Le 23 octobre, une phrase, de Mustafa Abdeljalil, président du Conseil national de transition en Libye annonçant que la législation du pays serait fondée sur la loi islamique, la charia, jetait la consternation parmi les Occidentaux. Dans une interview publiée au lendemain de l’annonce sur lefigaro.fr l’islamologue Mathieu Guidère remarquait que ce n’était guère surprenant, « pour un pays où les gens sont très croyants et la pratique de l’islam traditionnaliste et rigoriste. Dans le monde musulman, relevait-il, tous les États, à l'exception de la Tunisie, font référence à la charia comme source de la loi, surtout dans le domaine du droit personnel.
Après, l'interprétation qui en est faite est plus ou moins littérale ou métaphorique. Surtout, c'est bien l'aile islamiste de l'opposition qui a, majoritairement, libéré Bengazi et Tripoli. Ils étaient en première ligne, ils ont sacrifié leur vie. Il fallait leur donner un signal de reconnaissance fort […]
De fait, cela fait longtemps que la Libye est un État islamique, c'est-à-dire un État dirigé par des non-religieux mais où les références et les valeurs qui régissent la gouvernance sont inspirées de l'islam.
Le CNT ne fait qu'étendre un peu plus le domaine d'application de la charia, il ne change pas la nature de la législation. »

Le 3 novembre, l’hebdomadaire « Le Point » sur son site internet, revenait sur l’affaire de la charia avec le philosophe Bernard-Henri Lévy. Celui-ci relevait d’abord que le CNT n’a pas vocation à édicter les lois de la future Libye, il n’est qu’un organe de transition en attendant les élections dans huit mois et le gouvernement qui en sortira.
Et puis, écrit B-H L, « il y a charia et charia. Comme “djihad ” (qui signifie “effort spirituel”, et que les islamistes ont fini par traduire en “guerre sainte”), comme “fatwa” (qui veut dire “avis religieux” et où le monde, à cause de l’affaire Rushdie, a pris l’habitude d’entendre “condamnation à mort”), le mot même de charia est l’enjeu d’une guerre sémantique sans merci mais continue de signifier, heureusement pour la majorité des musulmans, quelque chose d’éminemment respectable […]
C’est un terme générique dont il appartient aux législateurs de proposer une application plus ou moins évolutive, plus ou moins stricte. Moyennant quoi la quasi-totalité des pays musulmans font référence à la charia.
[…] Et tout le problème est de savoir, alors, ce que l'on met sous ce vocable. »
Et B-H L de conclure qu’évidemment il y aura une « bataille idéologique entre ceux qui entendent la charia au sens des fanatiques et ceux qui veulent la voir composer avec l’idéal démocratique » et que « les amis de la nouvelle Libye devront l’aider à ne pas tomber sous le joug d’une autre tyrannie, c’est évident. »

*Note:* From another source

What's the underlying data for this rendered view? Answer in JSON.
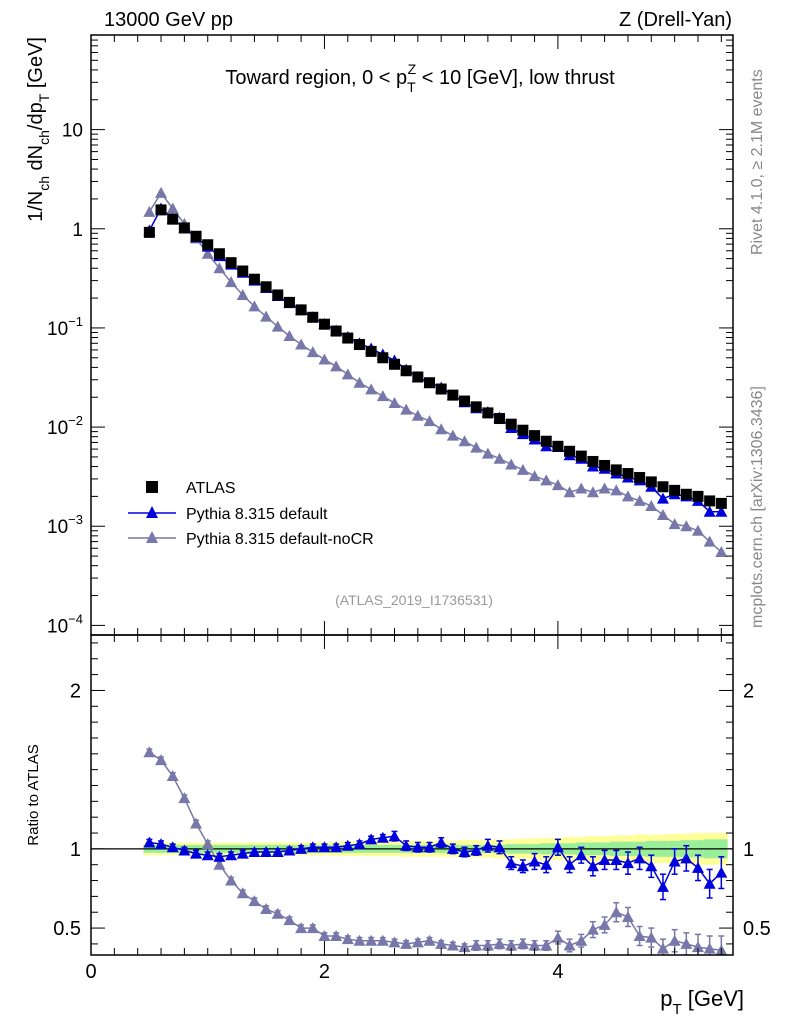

L’inquiétude demeure pourtant. La Fédération internationale des ligues des droits de l'Homme (FIDH) s'inquiète des « menaces de régression » en Libye après l'annonce de la réintroduction de la charia dans ce pays. Et sur le site LeMonde.fr, le 27 octobre, on peut lire :
« C'est, au fond, toute la difficulté de la définition de l'objectif final des entreprises militaires en terre musulmane, validées par l'ONU, qui se retrouve posée, de manière spectaculaire. A la différence du débat sur le poids du parti islamiste Ennahda en Tunisie [que les électeurs lui ont donné] l'affaire de la charia en Libye survient avant la tenue du moindre exercice électoral et dans la foulée d'une action armée internationale qui a permis le renversement du tyran [...]
On pouvait donc comprendre le malaise d'Alain Juppé, le ministre français des affaires étrangères, déclarant, à propos de la sortie de M. Abdeljalil, que la France serait “vigilante’’. Nous avons des lignes rouges : l'alternance politique, les droits de l'homme, l'égalité hommes-femmes. [...] La polygamie n'est pas la conception que nous nous faisons de la dignité de la femme. »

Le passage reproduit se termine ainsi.